Encontro. A palavra que botou na cabeça era “encontro”. Queria porque queria algo que significasse a palavra, num jeito que todos os sentidos fossem contemplados, apreciando também todos os sentidos. Daí que os ouvidos se atentaram aos ruídos da película colorida, brilhando na tela que cheirava a pipoca. Fazia frio, para alguns, a sala escura do cinema. Nada que um abraço não resolvesse os poucos minutos gastos ali.

O hall, muitas vezes lugar de passagem, dava espaço para espera. Os celulares na mão anunciavam uma ou outra mensagem no visor “Já está aí? O filme começou? Cadê você?”. Foi o que quis, já no auge da mostra e que, na contramão da modernidade, abandonassem os aparelhos para se dedicar a ouvir e ver uma história, assim que os trailers começassem. Foi o que disse Lisandro. E a tal história de encontro fazia, então, mais sentido.

Em 2001, botou também o nome de “Amor, a morte, as paixões e o sexo” na ideia que teve. Abandonou “o sexo”, que já estava no amor, nas paixões e nas pequenas mortes –– deliciando do francês, afinal “la petite mort” é orgasmo em livre tradução. E os franceses marcaram presença na mostra, nos cartazes espalhados pelo hall. Era um jeito de mudar o consumo do aprazível e encontrar o desconforto. Cinema de arte.

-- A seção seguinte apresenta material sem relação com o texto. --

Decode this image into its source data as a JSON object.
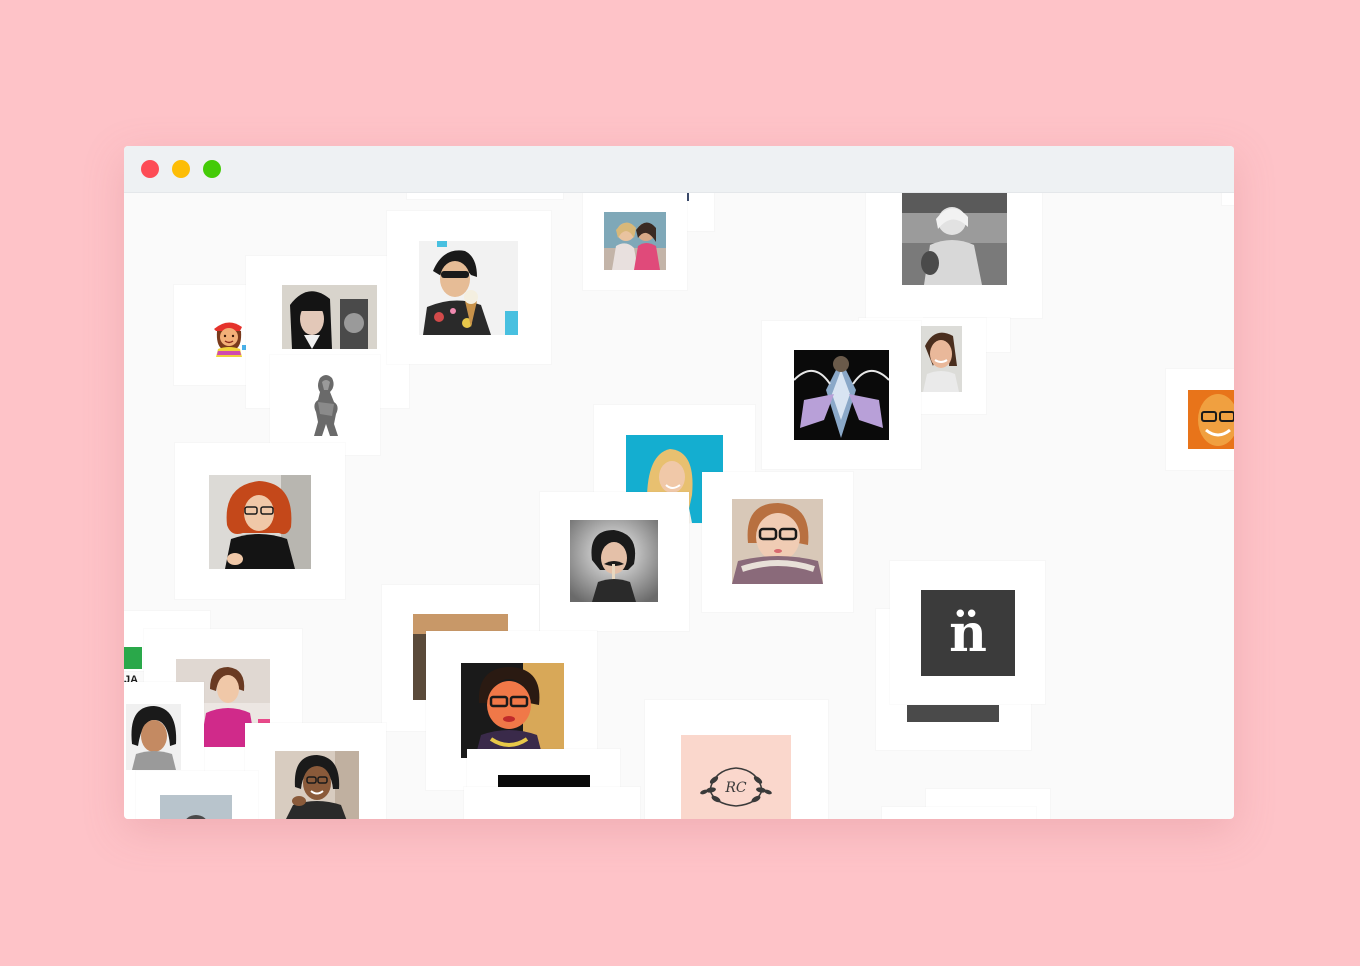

E ainda pontua as mesmas ideias, já em 2015, um certo Gerson. Junto a Lisandro, deu à luz uma mostra que já sopra velinhas de oitava edição. E a festa é tão simples e encantadora quanto à “Última Crônica” de Sabino. Traz consigo recortes tão cotidianos que deliram, encantam, desconsertam em frames e mais frames de mais de 90 rolos a serem rodados em mais de 350 sessões. O tempo fica curto, assim, e o jeito acaba sendo escolher os favoritos, arranjar uma desculpa para o chefe, chamar alguém amado e se esbaldar de refrigerante e pipoca amanteigada.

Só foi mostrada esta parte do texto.